La Federación Española de Asociaciones de Viviendas y Apartamentos Turísticos (Fevitur) estima que este negocio perderá 2.900 millones hasta finales de 2020 por la crisis sanitaria y económica provocada por el covid-19. Algunos propietarios de estas viviendas han aterrizado en el alquiler temporal a modo de “supervivencia” para cubrir los costes de las hipotecas y de los gastos derivados del piso. Ofrecen contratos de seis meses a un año totalmente legales, en muy buenas localizaciones y con precios muy competitivos para seducir a trabajadores extranjeros desplazados a España o a estudiantes - el perfil de este tipo de clientes-. Un cambio de modelo, de objetivos y de plataformas donde anunciarse para sobrevivir al parón turístico.

Para España, el turismo es un sector fundamental. Según los datos del INE, en 2019 visitaron España 83,7 millones de turistas extranjeros que dejaron un gasto de 92.278 millones de euros. Esta cifra supone un 12,5% del PIB nacional, un porcentaje que pone de manifiesto la importancia de este negocio. Es el gran motor de la economía española, pero la crisis derivada del coronavirus ha terminado por gripar su salud. Dentro de este segmento concurren varios negocios: el transporte aéreo, la hostelería, la restauración o los alojamientos turísticos.

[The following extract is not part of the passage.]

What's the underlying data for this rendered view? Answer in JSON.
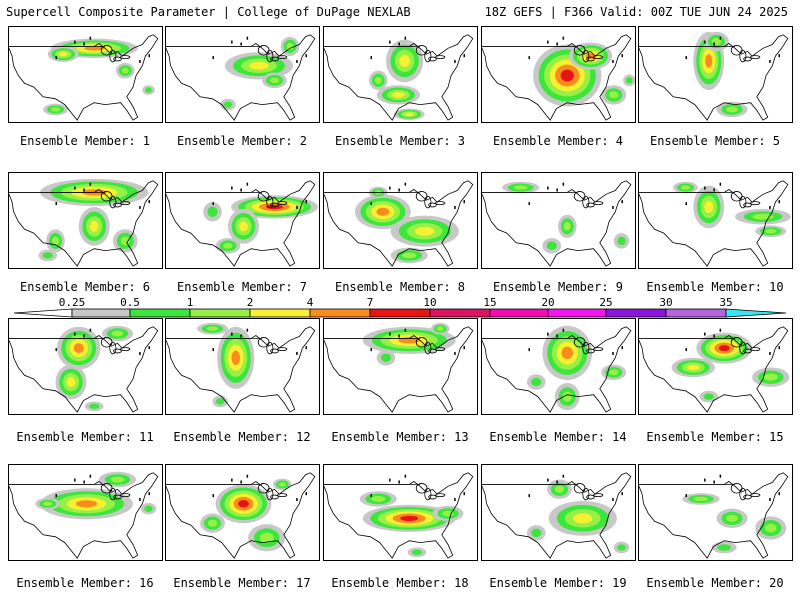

La paralización del país ha golpeado fuerte los cimientos de muchas empresas relacionadas con estos negocios, aunque no a todas ellas les ha afectado por igual. Por ejemplo, con respecto a los alojamientos, los expertos han señalado que las grandes cadenas hoteleras podrán soportar una hibernación total de su actividad durante 2020 porque han entrado en la recesión con un bajo nivel de endeudamiento y con una gran tesorería. Por contra, los operadores medianos y pequeños correrán peor suerte al no tener el músculo financiero para soportar reaperturas con niveles de ocupación no superiores al 20%, que es lo que vaticinan los expertos del sector.

Pero ¿qué ocurre con las viviendas de uso turístico? En este negocio se abren varios escenarios: pesimismo en el futuro más cercano, pero un gran optimismo a largo plazo. Para los propietarios (particulares y empresas) de pisos turísticos este 2020 es un año casi perdido. De hecho, Fevitur fija nuevos objetivos de cara al próximo curso. La asociación espera que a finales de junio -fecha prevista por el Gobierno para entrar en lo que han denominado “nueva normalidad”- el sector pueda volver a operar con una entrada de reservas para el último trimestre del año, y que esto suponga un principio de recuperación de cara a 2021.